La prescrizione eccessiva di antibiotici è uno di fenomeni più problematici dei nostri tempi: causa problemi sia a livello individuale (alterazioni del microbiota intestinale, quindi anche della risposta immunitaria), sia sopratttutto a livello di popolazione, con la diffusione sempre più frequente di fenomeni di resistenza batterica agli antibiotici. Diventando sempre più difficile trovare antibiotici in grado di sconfiggere le infezioni batteriche, si può comprendere l’allarme generalizzato delle autorità sanitarie di fronte al loro consumo eccessivo.
Ciò nonostante questo concetto spesso non viene adeguatamente considerato o trasferito nella pratica medica comune. Ne sanno qualcosa i medici di base che spesso subiscono pressioni dai loro pazienti a prescrivere antibiotici anche per disturbi minori da cui probabilmente non trarranno alcun giovamento.
Un caso particolare è però quello dei dentisti. In questo caso si osservano situazioni simili affrontate in modo completamente diverso dai vari professionisti: c’è chi lavora comunemente senza alcuna prescrizione di antibiotici, chi invece li ha inseriti in una routine che, proprio perchè tale, lascia francamente perplessi.
Le linee guida redatte da un gruppo di esperti americani (American Dental Association Council on Scientific Affairs e Center for Evidence-Based Dentistry) raccomandano di non usare antibiotici orali nel dolore ai denti, nelle infiammazioni e infezioni più diffuse (pulpite sintomatica, ascesso apicale acuto localizzato ecc.), suggerendo di intervenire sempre con il trattamento conservativo odontoiatrico (aprendo il dente fino a rimuovere l’infezione) effettuato in ambulatorio e, se necessario, antidolorifici da banco come paracetamolo, naprossene e ibuprofene. Gli stessi esperti, che hanno effettuato una revisione sistematica della letteratura, riportano che gli antibiotici nelle situazioni considerate “possono fornire benefici trascurabili e probabilmente contribuire a grandi danni”: hanno quindi raccomandato di limitarli alle situazioni in cui compaiono sintomi sistemici (cioè generalizzati) come la febbre e un marcato disagio, ed eventualmente in caso di gonfiore marcato nell’impossibilità di intervenire rapidamente per evitare quindi potenziali coinvolgimenti generalizzati.

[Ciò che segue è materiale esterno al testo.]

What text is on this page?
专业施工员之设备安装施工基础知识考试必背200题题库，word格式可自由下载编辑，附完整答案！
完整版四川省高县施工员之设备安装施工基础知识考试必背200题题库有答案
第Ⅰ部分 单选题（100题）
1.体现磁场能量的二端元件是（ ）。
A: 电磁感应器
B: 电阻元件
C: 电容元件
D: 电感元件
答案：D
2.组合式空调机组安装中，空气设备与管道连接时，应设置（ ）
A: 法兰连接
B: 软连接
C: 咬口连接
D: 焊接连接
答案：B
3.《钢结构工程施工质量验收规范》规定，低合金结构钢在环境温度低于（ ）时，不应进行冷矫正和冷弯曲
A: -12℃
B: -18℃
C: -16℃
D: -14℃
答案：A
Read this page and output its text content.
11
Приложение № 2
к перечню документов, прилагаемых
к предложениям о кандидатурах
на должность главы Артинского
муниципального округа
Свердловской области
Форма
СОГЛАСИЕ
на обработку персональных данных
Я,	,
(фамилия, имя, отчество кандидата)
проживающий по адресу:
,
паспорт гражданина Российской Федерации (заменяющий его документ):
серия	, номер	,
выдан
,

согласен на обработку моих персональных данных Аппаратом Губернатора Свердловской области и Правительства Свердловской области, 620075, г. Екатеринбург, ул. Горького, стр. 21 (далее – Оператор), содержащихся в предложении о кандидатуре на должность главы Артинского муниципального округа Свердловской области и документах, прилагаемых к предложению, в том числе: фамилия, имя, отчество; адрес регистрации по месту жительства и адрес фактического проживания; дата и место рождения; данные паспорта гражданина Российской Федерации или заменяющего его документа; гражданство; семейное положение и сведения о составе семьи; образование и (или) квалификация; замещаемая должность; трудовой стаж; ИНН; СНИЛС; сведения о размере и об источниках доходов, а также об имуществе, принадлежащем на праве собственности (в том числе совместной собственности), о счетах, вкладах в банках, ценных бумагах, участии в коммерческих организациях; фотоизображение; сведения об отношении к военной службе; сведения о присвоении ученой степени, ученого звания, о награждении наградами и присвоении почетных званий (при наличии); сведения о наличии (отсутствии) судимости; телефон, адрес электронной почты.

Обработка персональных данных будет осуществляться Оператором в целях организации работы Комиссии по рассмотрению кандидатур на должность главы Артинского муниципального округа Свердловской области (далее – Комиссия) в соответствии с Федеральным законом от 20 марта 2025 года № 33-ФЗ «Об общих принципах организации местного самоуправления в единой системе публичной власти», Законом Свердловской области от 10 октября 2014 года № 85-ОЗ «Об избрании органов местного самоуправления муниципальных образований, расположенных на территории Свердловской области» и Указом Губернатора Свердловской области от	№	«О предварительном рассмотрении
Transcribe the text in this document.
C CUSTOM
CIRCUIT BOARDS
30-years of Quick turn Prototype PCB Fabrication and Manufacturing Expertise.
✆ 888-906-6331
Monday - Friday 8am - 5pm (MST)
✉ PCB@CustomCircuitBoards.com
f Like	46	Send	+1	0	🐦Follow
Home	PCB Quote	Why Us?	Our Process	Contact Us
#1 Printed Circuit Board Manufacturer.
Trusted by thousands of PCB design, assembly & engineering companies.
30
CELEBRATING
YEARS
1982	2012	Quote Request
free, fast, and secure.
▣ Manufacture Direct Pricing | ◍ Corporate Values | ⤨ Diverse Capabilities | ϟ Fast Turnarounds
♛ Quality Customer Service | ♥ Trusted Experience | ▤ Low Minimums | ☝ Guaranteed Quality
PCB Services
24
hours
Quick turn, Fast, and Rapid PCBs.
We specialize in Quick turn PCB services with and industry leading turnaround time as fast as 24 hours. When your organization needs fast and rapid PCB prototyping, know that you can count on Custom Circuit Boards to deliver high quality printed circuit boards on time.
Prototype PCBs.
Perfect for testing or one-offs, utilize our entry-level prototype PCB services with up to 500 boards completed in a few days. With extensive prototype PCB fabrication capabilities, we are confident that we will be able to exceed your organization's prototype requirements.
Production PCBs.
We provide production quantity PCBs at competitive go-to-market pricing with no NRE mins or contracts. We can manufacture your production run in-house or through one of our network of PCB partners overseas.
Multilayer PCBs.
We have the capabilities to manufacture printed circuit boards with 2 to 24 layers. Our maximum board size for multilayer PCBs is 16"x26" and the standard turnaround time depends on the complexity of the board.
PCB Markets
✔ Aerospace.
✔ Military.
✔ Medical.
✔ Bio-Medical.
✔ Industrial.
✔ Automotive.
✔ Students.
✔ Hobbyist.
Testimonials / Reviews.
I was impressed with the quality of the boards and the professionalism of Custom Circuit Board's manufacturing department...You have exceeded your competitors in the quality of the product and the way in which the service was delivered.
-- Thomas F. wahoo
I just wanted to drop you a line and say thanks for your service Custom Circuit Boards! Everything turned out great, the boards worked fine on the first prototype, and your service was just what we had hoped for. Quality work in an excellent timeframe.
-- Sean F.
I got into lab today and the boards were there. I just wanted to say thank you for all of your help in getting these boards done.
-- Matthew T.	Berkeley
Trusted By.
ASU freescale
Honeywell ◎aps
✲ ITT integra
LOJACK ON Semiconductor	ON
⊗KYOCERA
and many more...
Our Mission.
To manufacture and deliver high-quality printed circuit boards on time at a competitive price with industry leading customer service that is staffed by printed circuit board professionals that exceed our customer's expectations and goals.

L’uso di antibiotici dopo interventi odontoiatrici con perforazione della mucosa orale/gengivale sembra quindi quasi sempre evitabile.
La strategia di usare l’antibiotico preventivamente, cioè il giorno prima dell’intervento, proseguendolo sistematicamente nei giorni seguenti in caso di estrazione o operazioni in bocca, alla luce di queste raccomandazioni, pare del tutto ingiustificata.
I dentisti nel loro operato seguono una serie di pratiche igieniche che fanno sì che il rischio effettivo d’infezione a seguito di questo tipo d’interventi, in pazienti non immunocompromessi o privi di patologie particolarmente rischiose, sia davvero ridottissimo.
Una profilassi antibiotica viene talvolta suggerita in pazienti a rischio di endocardite (infezione che effettivamente può essere pericolosa e avere origine da una lesione in bocca) ma andrebbe riservata a pazienti ad alto rischio (cardiopatia congenita, endocardite pregressa, patologie alle valvole cardiache, trapiantati ecc.).
Certamente anche i dentisti sono spesso pressati dalle paure dei pazienti e forse si tutelano con un eccesso di prescrizione: sta però anche ai pazienti, oggi sempre più consapevoli dei problemi legati all’uso eccessivo degli antibiotici, la possibilità di richiedere trattamenti che limitino l’antibiotico alle situazioni in cui l’evidenza clinica ne suggerisce una vera necessità.